A year on from the most recent round of stamp duty changes, the impact is being felt by both the sales and lettings market. For sales, buy-to-let investment has dwindled, with owner-occupiers supporting a market which, all considered, is holding up better than many had expected and there are early indications that values are starting to bottom out.

For lettings, the market is still hampered by excess stock, stemming from increases in new development completions, a glut of pre-SDLT change purchases and a rise in reluctant landlords.

Whilst the changes in stamp duty have certainly been a major factor, the Central London markets have also been affected by international buyers’ increased exposure to capital gains tax and inheritance tax. This combined with the uncertainty surrounding the UK’s vote to leave the EU has resulted in a cautious approach, leading to a reluctance to take advantage of the weaker value of sterling.

So far this year the gap between initial asking prices and prices achieved has narrowed. However, discounts are still higher than pre-2016 and suggest that there is still something of a correction to come in existing asking prices in order to bring them closer in line with buyer expectations.

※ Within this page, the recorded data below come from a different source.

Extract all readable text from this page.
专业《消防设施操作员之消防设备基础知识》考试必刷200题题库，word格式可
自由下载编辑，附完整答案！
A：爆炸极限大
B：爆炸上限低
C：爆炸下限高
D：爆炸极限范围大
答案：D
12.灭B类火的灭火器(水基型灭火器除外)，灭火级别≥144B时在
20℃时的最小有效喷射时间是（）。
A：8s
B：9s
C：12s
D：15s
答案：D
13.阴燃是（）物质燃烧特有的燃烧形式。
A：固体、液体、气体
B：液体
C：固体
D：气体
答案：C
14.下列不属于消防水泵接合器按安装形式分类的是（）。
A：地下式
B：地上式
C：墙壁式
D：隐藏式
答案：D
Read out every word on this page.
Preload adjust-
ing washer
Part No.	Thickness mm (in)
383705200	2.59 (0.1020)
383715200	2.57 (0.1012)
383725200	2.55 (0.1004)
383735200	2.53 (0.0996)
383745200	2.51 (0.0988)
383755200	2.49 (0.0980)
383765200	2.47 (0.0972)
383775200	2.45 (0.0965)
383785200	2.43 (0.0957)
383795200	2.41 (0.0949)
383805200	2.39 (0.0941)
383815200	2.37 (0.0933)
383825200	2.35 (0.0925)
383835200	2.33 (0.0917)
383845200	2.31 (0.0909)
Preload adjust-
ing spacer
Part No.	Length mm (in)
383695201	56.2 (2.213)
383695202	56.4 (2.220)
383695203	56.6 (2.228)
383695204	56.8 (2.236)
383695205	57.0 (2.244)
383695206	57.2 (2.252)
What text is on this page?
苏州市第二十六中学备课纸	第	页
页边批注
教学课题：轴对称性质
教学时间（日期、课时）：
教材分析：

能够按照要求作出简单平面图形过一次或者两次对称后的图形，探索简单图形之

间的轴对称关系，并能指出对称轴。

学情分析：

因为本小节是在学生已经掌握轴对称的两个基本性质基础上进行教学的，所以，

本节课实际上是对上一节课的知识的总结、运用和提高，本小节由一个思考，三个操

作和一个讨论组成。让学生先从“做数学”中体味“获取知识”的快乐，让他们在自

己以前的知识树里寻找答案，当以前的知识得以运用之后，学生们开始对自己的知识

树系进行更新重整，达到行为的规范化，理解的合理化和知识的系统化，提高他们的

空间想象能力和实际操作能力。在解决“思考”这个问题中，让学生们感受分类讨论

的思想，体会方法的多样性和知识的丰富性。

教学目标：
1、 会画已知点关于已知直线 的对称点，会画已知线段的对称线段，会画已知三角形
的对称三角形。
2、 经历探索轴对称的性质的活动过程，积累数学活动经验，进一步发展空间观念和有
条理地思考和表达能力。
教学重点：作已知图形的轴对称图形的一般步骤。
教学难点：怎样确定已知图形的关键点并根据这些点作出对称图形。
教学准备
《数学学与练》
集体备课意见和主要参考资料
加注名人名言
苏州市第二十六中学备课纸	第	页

This narrowing of the gap suggests two things. Firstly, that properties are still reaching the market with overly optimistic asking prices. But, secondly, that vendors are becoming more accustomed to market reality and are now willing to accept lower offers than they may have done in the past.

London’s position as a global financial centre is fundamental to the UK’s financial growth and, whilst it is probably inevitable that some jobs will be lost in the City, the capital will undoubtedly continue to seen as a safe haven for national and international buyers.

With the rate of price falls across the prime London residential markets slowing notably in the first three months of this year and with interest rates still at a record low we expect buyer confidence to return. Property values will grow as the uncertainty clears and buyers realise that they cannot put major financial decisions, and their lives, on hold forever.